The Romantic movement in general and Pre-Raphaelitism in particular (one thinks of Ruskin) was a reaction first of all to the horrors of the French Revolution and the Napoleonic Wars, secondly to the encroaching character of The Industrial Revolution, with all that that entailed in terms of mass-production of cheap goods. Crucially, for Ruskin and his friends, this meant countering the scourge of a new philosophy, that of the cheap and nasty. (Think of the vile old Novello editions of oratorios, produced to encourage sobriety among the masses.) Excellence in execution of all details, that was what mattered: hence the Arts and Crafts Movement, leading to Art Nouveau and (if I stretch a point) Art-Déco. Schubert was an early protagonist of this in his ballads — in

"Adelwold und Emma", every modulation, every recitative of which is well-crafted ("Adelwold" was composed in ten days in the summer of 1815, and we know that Schubert was occupied solely with the song.)

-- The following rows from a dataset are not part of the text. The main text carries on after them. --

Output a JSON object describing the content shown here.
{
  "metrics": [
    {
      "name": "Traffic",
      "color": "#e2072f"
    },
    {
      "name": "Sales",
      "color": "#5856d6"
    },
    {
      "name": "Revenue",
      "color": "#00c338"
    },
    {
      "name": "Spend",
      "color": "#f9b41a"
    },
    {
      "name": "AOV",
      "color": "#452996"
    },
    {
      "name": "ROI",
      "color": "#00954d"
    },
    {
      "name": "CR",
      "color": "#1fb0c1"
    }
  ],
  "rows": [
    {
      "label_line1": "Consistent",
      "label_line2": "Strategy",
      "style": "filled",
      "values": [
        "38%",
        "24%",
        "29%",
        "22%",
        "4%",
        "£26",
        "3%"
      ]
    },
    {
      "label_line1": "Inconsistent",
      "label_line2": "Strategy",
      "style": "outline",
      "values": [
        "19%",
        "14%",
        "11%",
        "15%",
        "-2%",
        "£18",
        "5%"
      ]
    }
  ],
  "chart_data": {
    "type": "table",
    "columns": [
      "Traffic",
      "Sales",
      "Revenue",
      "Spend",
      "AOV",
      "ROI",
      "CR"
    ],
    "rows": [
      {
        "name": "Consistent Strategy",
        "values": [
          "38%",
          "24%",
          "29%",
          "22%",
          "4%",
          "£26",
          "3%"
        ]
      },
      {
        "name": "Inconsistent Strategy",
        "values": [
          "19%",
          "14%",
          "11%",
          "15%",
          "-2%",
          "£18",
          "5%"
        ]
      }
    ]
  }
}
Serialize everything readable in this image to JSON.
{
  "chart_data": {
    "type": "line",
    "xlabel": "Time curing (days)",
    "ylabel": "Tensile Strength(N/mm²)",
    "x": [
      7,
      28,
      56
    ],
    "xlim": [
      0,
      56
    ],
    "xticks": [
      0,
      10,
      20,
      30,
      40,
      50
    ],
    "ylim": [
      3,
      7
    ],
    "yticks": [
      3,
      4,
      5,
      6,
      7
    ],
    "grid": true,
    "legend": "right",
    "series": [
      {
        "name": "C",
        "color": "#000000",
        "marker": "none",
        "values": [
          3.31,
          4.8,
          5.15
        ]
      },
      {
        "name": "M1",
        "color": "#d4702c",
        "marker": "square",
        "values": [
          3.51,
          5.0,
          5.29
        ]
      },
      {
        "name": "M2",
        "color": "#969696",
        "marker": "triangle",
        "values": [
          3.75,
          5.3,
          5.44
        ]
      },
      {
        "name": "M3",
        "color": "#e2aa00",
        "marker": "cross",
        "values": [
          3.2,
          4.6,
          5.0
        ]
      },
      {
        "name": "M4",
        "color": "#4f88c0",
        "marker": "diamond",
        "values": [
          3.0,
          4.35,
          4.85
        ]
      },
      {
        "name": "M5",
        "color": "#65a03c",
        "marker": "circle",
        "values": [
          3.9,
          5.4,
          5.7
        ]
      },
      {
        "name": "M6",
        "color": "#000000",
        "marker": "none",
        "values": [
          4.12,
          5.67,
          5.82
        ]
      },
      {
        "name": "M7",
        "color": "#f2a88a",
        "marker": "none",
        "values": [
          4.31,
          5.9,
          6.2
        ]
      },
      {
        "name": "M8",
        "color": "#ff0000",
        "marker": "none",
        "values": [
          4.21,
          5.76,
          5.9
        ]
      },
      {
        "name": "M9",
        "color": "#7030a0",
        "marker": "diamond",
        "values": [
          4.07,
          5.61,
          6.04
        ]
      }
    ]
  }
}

One of the side-effects of the defeat of Napoleon was the renewed emergence of a stronger bourgeoisie and a consequent tailoring to their cultural needs. In Metternich's police state that meant careful surveillance of anything that could be remotely suspected of subversion. The Biedermeier movement was born, a kind of Eve's Pudding of cultural feel-goodery. Inevitably, some of Schubert's works fall into this category, as do those of other great artists such as Verdi and Dickens. I can't help preferring our ghoulish nun to Little Nell, though.